Europe must prevent contagion, says David Cameron


David Cameron has called for tough action to prevent Greek debt turmoil spreading as City analysts warned that today's £110 billion bailout does not spell the end of the "crisis marathon".

The Prime Minister said Europe must focus on creating a firewall capable of preventing contagion within the eurozone after a second massive rescue package for the debt-laden country was finally delivered.

European ministers cautiously welcomed the deal but it has been dismissed by some experts as undeliverable.

At a press conference in Downing Street Mr Cameron said: "Greece has made its choice and we now have to focus on the next step, which is constructing a firewall which is large enough to prevent contagion within the eurozone."

Eurozone governments approved the the rescue package for the ailing nation following more than 12 hours of talks in Brussels.

But the deal is based on long-range forecasts of Greek's best-case scenario for slashing its debts over the next eight years and forthcoming elections in the country will make it politically difficult to keep on track.

Chancellor George Osborne insisted the bailout was good for Britain and would "hopefully" allow Europe to "move on".

He said: "Of course, resolving the Greek situation is only part of resolving the eurozone crisis, but I think we took a really significant step towards that last night and that is good for Britain, because resolving the eurozone crisis would be the biggest boost that Britain could get for its economy this year."

The Chancellor described the package as the "crucial missing ingredient" in securing a sustainable debt position for Greece.

"The other significant point about last night's deal was that the rest of the eurozone signalled a willingness to stand behind their currency and stand behind Greece and frankly, all along, the failure to deal with the Greek situation has caused uncertainty," he added.

City analysts were less enthusiastic about the long-term prospects of the bailout.

Carsten Brzeski, analyst at ING Bank, said: "It looks like a deal, it walks like a deal, it is almost a deal. Last night's eurogroup meeting has paved the way for a second Greek bailout but the crisis marathon is not over."

Michael Hewson, senior market analyst at trader CMC Markets, said the "can has just been kicked a little further".

He added: "Churchill said, 'Now this is not the end. It is not even the beginning of the end. But it is, perhaps, the end of the beginning'. Greece has still got some way to go."

In return for the latest 130 billion euro (£110 billion) bailout and a private creditor debt write-off worth about another 100 billion euro (£84 billion), the Greek government has pledged to implement fully a severe austerity package of pay, pension and jobs cuts, as well as finding savings of 325 million euro (£270 million) in this year's national budget.

It follows the 110 billion euro (£91 billion) bailout from the EU and IMF in 2010, which failed to lift the nation out of crisis.

Asked whether the UK would be liable for a share of the new package through its contributions to the IMF, Mr Cameron's official spokesman said: "We have not agreed to anything.

"This was a eurozone agreement and there is no proposal on the table for additional IMF support."

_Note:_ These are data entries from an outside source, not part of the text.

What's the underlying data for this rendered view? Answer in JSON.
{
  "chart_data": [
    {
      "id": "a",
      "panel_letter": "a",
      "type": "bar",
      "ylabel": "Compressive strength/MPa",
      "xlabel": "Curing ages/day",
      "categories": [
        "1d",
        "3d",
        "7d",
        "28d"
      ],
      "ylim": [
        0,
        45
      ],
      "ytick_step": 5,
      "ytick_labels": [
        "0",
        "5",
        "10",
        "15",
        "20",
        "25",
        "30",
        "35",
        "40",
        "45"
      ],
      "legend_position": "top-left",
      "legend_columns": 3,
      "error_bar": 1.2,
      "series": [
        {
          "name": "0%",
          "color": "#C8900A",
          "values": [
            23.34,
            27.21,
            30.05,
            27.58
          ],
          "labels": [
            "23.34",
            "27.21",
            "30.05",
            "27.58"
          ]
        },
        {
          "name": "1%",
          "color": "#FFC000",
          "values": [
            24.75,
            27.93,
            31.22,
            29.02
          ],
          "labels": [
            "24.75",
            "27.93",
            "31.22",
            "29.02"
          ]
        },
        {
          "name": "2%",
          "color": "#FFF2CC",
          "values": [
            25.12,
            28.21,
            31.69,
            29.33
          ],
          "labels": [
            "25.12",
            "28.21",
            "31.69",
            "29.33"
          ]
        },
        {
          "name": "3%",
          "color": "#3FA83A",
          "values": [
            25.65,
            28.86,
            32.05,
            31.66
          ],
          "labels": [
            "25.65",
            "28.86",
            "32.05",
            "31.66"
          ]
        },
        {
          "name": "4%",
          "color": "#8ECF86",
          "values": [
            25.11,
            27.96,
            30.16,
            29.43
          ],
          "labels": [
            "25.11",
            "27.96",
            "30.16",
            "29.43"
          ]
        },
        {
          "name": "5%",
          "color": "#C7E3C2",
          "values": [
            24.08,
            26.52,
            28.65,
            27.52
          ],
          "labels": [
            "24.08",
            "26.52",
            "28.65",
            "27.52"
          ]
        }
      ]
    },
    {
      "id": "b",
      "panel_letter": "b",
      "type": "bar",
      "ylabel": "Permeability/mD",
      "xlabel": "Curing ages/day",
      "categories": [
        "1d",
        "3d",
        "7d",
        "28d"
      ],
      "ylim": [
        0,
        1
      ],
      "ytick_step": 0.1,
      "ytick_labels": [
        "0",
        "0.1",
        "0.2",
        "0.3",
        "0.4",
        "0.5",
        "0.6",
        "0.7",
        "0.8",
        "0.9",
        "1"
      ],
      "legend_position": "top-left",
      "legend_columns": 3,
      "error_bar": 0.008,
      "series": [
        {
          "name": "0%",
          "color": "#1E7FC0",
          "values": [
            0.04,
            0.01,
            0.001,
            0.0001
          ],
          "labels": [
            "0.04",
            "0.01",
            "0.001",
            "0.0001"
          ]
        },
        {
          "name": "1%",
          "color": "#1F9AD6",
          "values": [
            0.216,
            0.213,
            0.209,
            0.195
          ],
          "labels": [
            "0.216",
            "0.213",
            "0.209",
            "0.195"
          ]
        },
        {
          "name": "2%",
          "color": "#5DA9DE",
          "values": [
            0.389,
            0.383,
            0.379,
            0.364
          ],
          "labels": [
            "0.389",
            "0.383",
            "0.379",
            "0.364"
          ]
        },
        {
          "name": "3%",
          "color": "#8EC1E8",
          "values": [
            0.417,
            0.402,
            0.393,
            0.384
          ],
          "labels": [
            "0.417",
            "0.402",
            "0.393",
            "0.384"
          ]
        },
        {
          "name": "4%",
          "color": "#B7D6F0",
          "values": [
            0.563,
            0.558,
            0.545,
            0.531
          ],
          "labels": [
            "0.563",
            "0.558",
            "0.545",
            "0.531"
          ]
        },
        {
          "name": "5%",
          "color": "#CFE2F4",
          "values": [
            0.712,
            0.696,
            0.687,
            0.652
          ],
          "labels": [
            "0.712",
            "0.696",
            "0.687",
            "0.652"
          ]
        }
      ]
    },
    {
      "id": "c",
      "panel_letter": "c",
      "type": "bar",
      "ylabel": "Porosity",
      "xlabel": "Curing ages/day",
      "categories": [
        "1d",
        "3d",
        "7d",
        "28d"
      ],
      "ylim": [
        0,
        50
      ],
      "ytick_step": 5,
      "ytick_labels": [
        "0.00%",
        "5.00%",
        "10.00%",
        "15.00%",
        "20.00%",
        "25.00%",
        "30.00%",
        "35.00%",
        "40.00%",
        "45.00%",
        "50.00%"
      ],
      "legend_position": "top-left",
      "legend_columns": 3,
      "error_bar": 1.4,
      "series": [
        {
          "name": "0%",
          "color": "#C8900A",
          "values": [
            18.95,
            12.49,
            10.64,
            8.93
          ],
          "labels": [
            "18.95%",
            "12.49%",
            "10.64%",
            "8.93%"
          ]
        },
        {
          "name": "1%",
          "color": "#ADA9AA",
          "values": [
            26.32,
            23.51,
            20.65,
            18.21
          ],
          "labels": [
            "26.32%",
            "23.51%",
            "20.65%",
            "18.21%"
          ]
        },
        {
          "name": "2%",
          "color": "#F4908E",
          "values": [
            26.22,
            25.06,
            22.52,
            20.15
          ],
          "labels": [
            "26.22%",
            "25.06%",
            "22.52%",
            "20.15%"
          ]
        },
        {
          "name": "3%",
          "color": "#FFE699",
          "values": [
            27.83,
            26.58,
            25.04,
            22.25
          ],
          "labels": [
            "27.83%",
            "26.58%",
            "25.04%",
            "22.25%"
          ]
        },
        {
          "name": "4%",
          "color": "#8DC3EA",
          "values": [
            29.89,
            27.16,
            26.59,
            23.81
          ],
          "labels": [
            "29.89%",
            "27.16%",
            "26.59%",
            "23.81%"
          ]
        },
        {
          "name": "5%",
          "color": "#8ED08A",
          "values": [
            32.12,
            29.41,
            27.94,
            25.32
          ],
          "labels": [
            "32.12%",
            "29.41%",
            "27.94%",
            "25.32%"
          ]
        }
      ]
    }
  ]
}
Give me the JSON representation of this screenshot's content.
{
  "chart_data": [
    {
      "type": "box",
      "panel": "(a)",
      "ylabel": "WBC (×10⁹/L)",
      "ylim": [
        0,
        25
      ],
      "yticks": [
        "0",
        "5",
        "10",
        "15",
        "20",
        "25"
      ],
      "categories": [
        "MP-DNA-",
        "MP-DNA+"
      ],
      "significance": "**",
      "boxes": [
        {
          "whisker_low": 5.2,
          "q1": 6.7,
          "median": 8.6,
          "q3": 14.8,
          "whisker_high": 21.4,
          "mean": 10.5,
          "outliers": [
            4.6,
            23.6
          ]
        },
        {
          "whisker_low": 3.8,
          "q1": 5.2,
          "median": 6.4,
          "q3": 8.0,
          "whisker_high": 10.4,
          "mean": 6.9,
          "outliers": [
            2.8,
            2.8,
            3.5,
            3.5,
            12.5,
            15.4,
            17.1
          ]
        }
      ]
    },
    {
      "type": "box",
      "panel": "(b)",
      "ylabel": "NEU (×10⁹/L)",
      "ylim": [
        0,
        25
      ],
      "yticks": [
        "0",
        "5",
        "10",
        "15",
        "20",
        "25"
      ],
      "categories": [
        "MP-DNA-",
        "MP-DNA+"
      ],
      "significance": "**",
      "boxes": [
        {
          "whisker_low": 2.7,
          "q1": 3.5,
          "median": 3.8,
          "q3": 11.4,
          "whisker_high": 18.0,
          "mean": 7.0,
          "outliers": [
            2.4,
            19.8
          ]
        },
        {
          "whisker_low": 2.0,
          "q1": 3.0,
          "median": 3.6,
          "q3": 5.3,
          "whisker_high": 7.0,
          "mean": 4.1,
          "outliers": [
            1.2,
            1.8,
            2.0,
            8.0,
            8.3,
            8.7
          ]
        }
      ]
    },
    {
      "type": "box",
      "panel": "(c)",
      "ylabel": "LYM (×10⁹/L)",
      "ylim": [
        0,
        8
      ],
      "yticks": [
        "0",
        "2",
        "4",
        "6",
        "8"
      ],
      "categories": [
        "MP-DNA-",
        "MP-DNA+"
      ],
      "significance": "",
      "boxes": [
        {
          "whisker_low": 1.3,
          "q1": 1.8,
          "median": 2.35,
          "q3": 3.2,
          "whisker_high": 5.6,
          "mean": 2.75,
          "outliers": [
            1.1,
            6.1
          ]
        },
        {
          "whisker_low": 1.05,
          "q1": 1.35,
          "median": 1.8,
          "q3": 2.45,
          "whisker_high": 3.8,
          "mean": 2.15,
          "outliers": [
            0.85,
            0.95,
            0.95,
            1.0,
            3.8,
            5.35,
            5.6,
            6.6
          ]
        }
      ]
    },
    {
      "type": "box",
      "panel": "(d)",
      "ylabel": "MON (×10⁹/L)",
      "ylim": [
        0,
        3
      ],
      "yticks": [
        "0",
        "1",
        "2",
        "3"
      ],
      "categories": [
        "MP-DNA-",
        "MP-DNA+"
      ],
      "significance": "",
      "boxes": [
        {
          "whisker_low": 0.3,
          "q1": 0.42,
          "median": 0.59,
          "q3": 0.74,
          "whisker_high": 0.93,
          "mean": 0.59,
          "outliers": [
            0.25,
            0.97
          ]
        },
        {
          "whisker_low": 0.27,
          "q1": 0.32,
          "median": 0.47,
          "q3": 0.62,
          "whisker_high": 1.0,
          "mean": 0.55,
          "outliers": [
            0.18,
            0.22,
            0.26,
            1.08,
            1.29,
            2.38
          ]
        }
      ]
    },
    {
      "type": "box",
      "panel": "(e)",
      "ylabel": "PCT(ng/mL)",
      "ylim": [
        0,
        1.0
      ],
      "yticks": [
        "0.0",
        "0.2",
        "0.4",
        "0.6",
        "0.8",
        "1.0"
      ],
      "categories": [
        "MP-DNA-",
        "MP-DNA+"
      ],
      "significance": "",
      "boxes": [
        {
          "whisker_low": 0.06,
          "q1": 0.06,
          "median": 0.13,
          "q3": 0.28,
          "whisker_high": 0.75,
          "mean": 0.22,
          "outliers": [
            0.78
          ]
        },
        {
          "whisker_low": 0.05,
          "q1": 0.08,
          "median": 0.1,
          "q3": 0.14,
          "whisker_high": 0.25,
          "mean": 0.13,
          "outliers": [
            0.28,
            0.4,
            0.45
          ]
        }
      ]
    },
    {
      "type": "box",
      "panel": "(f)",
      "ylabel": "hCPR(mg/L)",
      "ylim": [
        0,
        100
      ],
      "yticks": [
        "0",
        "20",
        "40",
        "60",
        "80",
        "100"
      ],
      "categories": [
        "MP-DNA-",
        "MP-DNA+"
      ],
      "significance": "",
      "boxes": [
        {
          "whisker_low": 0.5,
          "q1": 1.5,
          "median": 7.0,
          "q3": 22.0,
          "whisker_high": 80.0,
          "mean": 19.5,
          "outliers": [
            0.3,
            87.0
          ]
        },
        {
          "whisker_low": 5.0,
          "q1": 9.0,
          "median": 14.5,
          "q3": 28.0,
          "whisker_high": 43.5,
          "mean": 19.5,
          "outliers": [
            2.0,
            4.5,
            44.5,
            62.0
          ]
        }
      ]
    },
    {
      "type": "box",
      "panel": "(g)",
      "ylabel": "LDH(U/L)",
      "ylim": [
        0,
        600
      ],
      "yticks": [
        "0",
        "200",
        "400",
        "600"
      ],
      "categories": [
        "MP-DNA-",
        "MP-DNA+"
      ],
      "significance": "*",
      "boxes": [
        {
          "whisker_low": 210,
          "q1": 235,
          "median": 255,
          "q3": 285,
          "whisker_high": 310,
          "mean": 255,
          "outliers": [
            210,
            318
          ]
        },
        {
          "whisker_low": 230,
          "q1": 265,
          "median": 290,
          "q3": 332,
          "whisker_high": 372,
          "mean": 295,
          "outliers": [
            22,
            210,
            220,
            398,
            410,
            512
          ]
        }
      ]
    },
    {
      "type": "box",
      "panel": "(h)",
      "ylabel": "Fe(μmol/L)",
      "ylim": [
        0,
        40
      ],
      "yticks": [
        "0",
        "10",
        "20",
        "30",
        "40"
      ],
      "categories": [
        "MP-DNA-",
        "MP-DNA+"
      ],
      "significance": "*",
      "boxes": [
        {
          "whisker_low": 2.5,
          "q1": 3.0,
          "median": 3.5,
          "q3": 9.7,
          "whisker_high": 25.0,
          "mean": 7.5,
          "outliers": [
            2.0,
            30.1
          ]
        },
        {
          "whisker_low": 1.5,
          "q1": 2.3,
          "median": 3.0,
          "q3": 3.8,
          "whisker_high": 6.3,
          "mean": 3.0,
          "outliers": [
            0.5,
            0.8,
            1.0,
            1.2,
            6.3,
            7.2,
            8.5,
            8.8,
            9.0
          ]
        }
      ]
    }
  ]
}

European Commission president Jose Manuel Barroso said the bailout "closes the door on the scenario of an uncontrolled default".

He added: "There is no alternative to fiscal consolidation and to structural reform in Greece if Greece wants to regain competitiveness so that it can once again generate growth and jobs.

"I think this message has to be clear and the best way of showing our solidarity with Greece is to speak the truth."

At bilateral talks Mr Cameron and Spanish counterpart Mariano Rajoy united to push for action on growth in the European Union.

Both leaders were among the signatories on a letter from 12 members states calling for "bold decisions" at next week's summit to rebuild confidence among citizens and businesses.

The PM said a "very strong collection" of countries was backing the letter but indicated he was keen for eurozone powerhouses France and Germany to throw their weight behind the plans.

"It's obviously completely open to the French and the Germans to support this letter," he said.

"Obviously the more people that support it, the more we will be able to drive that agenda through at the European Council."